Development

When developing applications with the Serverless Container Framework (SCF), you can take advantage of the Dev Mode feature which provides a local development environment that closely mirrors your production setup. It provides the following benefits:

  • Develop AWS Lambda and AWS Fargate containers rapidly with true local emulation
  • Route and simulate AWS ALB requests via localhost
  • Accelerate development with instant hot reloading
  • Inject live AWS IAM roles into your containers
  • Enjoy an elegant logging and debugging experience

Command

To start Dev Mode for your SCF project:

serverless dev

--stage

By default, the project will deploy all containers in the dev stage. You can target a different stage by using the --stage flag: serverless dev --stage prod.

--debug

This flag will enable debug logging. If you encounter an issue, please enable debug logging and provide the logs to the Serverless team.

--port-proxy

This option will set up the local proxy that emulates the AWS Application Load Balancer (ALB) routing to use a specific port. Otherwise, the default port is 3000.

--port-control

This option will set up the control plan that runs your containers locally to use a specific port. Otherwise, the default port is 3001.

Container Hot-Reloading

Dev Mode supports hot-reloading for:

  • Node.js applications
  • Python applications

When you make code changes, the containers automatically rebuild and restart while maintaining your application state.

Node.js Hot-Reloading

For Node.js applications, Hot Module Reloading (HMR) is enabled by default. Your application will automatically restart when files change.

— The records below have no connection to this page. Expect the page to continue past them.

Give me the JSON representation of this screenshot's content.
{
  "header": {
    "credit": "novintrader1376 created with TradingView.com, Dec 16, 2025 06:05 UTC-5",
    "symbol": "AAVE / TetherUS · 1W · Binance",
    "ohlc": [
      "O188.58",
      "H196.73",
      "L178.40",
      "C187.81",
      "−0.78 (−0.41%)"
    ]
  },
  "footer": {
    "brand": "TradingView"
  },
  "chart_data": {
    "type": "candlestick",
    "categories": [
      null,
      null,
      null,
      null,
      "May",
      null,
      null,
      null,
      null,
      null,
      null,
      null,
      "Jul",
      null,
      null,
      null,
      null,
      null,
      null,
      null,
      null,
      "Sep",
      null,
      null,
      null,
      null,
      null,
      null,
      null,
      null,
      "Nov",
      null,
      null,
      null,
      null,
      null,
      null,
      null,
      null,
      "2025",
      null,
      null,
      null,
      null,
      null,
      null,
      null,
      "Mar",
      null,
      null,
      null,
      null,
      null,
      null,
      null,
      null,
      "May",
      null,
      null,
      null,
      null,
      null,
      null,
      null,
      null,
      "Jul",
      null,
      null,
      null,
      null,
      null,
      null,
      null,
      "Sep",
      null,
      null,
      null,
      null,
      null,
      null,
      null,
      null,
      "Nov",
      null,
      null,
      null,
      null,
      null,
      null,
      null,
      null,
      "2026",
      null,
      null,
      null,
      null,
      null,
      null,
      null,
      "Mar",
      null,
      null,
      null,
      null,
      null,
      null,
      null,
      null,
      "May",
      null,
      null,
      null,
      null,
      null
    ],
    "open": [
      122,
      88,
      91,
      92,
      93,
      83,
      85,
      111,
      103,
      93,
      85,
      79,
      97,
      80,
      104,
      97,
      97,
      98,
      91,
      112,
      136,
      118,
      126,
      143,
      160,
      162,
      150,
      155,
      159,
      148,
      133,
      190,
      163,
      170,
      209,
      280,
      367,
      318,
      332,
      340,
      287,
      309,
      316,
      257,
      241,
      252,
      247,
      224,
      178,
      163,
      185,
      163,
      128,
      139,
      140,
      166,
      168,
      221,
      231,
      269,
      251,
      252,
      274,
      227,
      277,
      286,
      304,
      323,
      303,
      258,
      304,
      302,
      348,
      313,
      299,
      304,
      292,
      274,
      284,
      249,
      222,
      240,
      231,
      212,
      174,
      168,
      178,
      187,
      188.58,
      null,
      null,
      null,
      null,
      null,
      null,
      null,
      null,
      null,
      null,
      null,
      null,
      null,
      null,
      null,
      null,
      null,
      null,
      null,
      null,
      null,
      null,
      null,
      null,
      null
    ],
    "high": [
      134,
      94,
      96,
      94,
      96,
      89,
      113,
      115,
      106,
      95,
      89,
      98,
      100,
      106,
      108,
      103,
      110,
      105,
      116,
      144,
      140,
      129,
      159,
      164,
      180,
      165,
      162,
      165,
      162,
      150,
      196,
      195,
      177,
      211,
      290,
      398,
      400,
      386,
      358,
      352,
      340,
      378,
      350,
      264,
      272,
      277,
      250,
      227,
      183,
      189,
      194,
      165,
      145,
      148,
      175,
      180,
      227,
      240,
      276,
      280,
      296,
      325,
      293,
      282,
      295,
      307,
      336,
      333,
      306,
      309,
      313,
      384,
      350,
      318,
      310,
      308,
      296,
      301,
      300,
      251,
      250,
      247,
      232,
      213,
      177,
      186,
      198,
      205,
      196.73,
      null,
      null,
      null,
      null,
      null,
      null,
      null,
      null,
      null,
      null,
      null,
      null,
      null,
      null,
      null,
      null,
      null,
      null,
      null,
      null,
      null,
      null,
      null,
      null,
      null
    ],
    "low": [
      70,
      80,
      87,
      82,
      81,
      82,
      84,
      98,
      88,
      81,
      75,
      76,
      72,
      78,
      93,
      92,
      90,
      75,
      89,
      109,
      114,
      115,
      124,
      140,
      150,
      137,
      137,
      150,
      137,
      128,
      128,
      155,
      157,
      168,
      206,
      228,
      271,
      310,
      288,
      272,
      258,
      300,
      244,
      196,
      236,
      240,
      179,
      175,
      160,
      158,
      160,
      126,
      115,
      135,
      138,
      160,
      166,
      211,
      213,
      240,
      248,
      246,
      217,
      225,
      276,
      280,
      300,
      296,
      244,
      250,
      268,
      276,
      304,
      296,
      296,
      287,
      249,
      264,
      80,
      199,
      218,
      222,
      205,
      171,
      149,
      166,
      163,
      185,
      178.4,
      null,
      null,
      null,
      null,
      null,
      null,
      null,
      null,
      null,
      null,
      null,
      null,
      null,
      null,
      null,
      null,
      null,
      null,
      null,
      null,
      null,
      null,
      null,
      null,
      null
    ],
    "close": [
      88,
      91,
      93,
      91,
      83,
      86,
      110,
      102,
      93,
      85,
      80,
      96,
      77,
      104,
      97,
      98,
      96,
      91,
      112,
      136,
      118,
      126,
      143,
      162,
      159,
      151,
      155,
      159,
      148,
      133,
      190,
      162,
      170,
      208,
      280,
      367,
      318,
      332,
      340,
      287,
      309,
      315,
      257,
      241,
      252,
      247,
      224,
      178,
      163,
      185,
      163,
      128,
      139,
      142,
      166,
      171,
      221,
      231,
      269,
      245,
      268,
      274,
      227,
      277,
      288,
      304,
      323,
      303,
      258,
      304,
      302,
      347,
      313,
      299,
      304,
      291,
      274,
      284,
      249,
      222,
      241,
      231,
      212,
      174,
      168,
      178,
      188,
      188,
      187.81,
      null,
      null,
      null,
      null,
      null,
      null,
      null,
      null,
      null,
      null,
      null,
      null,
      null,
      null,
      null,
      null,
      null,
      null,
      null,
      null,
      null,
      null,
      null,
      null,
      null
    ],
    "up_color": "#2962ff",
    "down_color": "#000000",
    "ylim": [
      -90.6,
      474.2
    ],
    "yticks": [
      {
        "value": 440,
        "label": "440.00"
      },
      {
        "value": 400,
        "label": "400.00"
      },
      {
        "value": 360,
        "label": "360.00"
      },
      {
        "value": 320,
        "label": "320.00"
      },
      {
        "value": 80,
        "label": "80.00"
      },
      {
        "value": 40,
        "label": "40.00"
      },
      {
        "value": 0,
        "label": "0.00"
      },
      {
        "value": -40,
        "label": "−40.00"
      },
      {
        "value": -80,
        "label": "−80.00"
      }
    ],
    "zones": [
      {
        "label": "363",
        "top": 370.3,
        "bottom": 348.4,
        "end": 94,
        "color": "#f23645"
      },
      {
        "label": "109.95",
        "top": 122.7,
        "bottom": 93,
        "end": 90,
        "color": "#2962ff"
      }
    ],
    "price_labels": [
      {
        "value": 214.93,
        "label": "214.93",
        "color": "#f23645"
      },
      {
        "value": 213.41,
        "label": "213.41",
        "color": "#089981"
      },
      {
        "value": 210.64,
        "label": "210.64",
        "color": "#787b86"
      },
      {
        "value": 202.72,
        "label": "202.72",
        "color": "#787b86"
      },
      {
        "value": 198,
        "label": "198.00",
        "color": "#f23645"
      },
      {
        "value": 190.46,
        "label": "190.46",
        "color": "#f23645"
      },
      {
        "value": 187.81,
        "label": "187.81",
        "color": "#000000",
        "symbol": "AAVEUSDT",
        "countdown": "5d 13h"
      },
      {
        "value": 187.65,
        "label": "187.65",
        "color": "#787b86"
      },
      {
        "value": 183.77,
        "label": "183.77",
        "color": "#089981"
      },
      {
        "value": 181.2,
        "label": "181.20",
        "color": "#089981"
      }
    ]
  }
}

By default, SCF uses a file-watching tool (chokidar) to monitor changes in the source code.

However, the container’s entrypoint script first checks for a "dev" command in the project's package.json and, when found, runs it to start the development process instead of the default HMR. If you want to customize your HMR or you are working with a framework that offers its own HMR, you can do so by adding a "dev" command to your project's package.json.

Python Hot-Reloading

Python applications use watchdog to monitor file changes and trigger rebuilds automatically.

Custom Dockerfiles

When using custom Dockerfiles, Dev Mode will still watch for file changes and trigger rebuilds.

AWS IAM Role Testing

When developing locally, SCF enables testing with live AWS IAM roles, if they are configured for a container in containers and the architecture has been deployed to AWS in that stage.

For clarity, if you have deployed into a dev stage, and you run Dev Mode locally within that dev stage, the AWS IAM Roles for your project within that stage will be located in the live AWS account, temporary credentials for them will be created, and those credentials will be injected into your containers, allowing you to test exact IAM permissions that will be used in production.

If you have not deployed your stage to AWS, no AWS IAM Roles will be available and therefore no temporary credentials will be created.

This provides several key benefits:

  • Test exact IAM permissions that will be used in production
  • Catch permission issues before deployment
  • Use and validate AWS service integrations locally

For example, if your container needs to access AWS S3 buckets or AWS DynamoDB tables, you can test these permissions locally using the actual IAM role that will be used in production.

IMPORTANT: Local development requires a specific AWS IAM trust policy to be injected into IAM roles. This trust policy allows the local development environment to assume the role. If you have already deployed your architecture to AWS, the dev command will automatically inject the trust policy into the IAM roles for your containers. You'll want to ensure that you do not do this in your production environment.